CommitInfo(commit_url='https://huggingface.co/datasets/ivanleomk/ecommerce-taxonomy/commit/f404c96bf9e1ec0d3de7026312f5bcd36f18ceef', commit_message='Upload dataset', commit_description='', oid='f404c96bf9e1ec0d3de7026312f5bcd36f18ceef', pr_url=None, repo_url=RepoUrl('https://huggingface.co/datasets/ivanleomk/ecommerce-taxonomy', endpoint='https://huggingface.co', repo_type='dataset', repo_id='ivanleomk/ecommerce-taxonomy'), pr_revision=None, pr_num=None)

In this notebook, we've demonstrated how to enhance RAG systems with structured metadata generated by LLMs. This builds on our query understanding work from Week 4 while adding a new dimension of structured data.

Key accomplishments:
1. Developed a robust taxonomy for metadata
2. Created an LLM-powered metadata generation pipeline
3. Implemented validation to ensure metadata quality

This work takes our RAG system beyond pure text matching, leveraging the insights from our query classification system in Week 4. In the next notebook, we'll show how to use this metadata to improve retrieval performance.

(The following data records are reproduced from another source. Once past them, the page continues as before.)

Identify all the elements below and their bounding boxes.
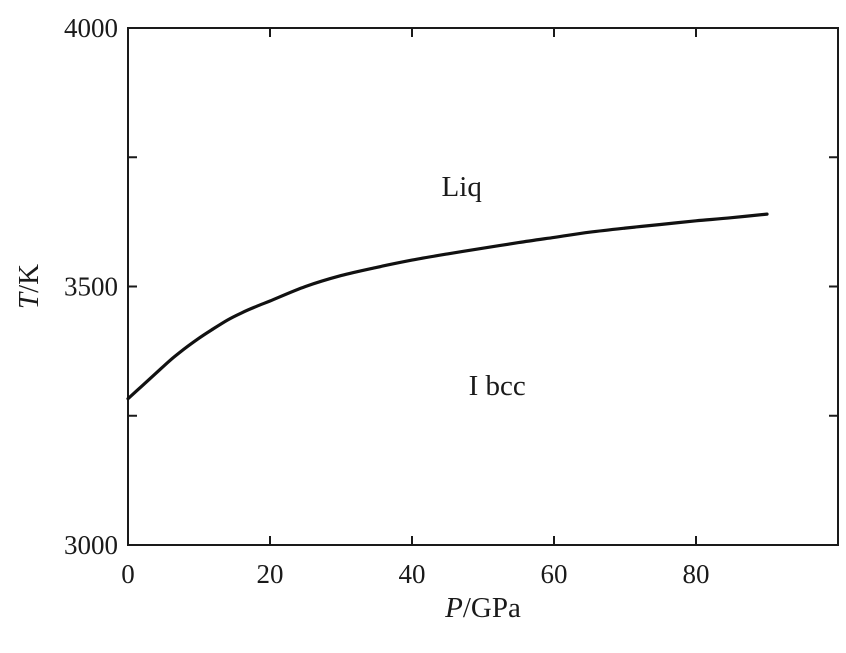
x-tick-label: 80	[683, 559, 710, 589]
x-axis-label-unit: /GPa	[463, 592, 521, 624]
region-label: Liq	[442, 171, 482, 203]
x-axis-label: P/GPa	[444, 592, 521, 624]
y-tick-label: 3500	[64, 272, 118, 302]
y-axis-label-symbol: T	[13, 291, 45, 309]
melting-curve-line	[126, 212, 769, 401]
x-tick-label: 20	[257, 559, 284, 589]
x-tick-label: 40	[399, 559, 426, 589]
annotations-layer: Liq I bcc	[442, 171, 526, 402]
y-axis-label-unit: /K	[13, 264, 45, 293]
y-axis-label: T/K	[13, 264, 45, 309]
region-label: I bcc	[469, 370, 526, 402]
y-tick-label: 4000	[64, 13, 118, 43]
ticks-layer: 0 20 40 60 80 3000 3500 4000	[64, 13, 838, 589]
x-tick-label: 60	[541, 559, 568, 589]
x-axis-label-symbol: P	[444, 592, 463, 624]
y-tick-label: 3000	[64, 530, 118, 560]
x-tick-label: 0	[121, 559, 135, 589]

Looking ahead to Week 6, this structured metadata approach will help our tool selection system make more informed decisions. The validation techniques we've developed here will also prove valuable for ensuring reliable tool selection.

Remember that metadata schemas should evolve with your application - start simple and add complexity only as needed based on user requirements and performance metrics.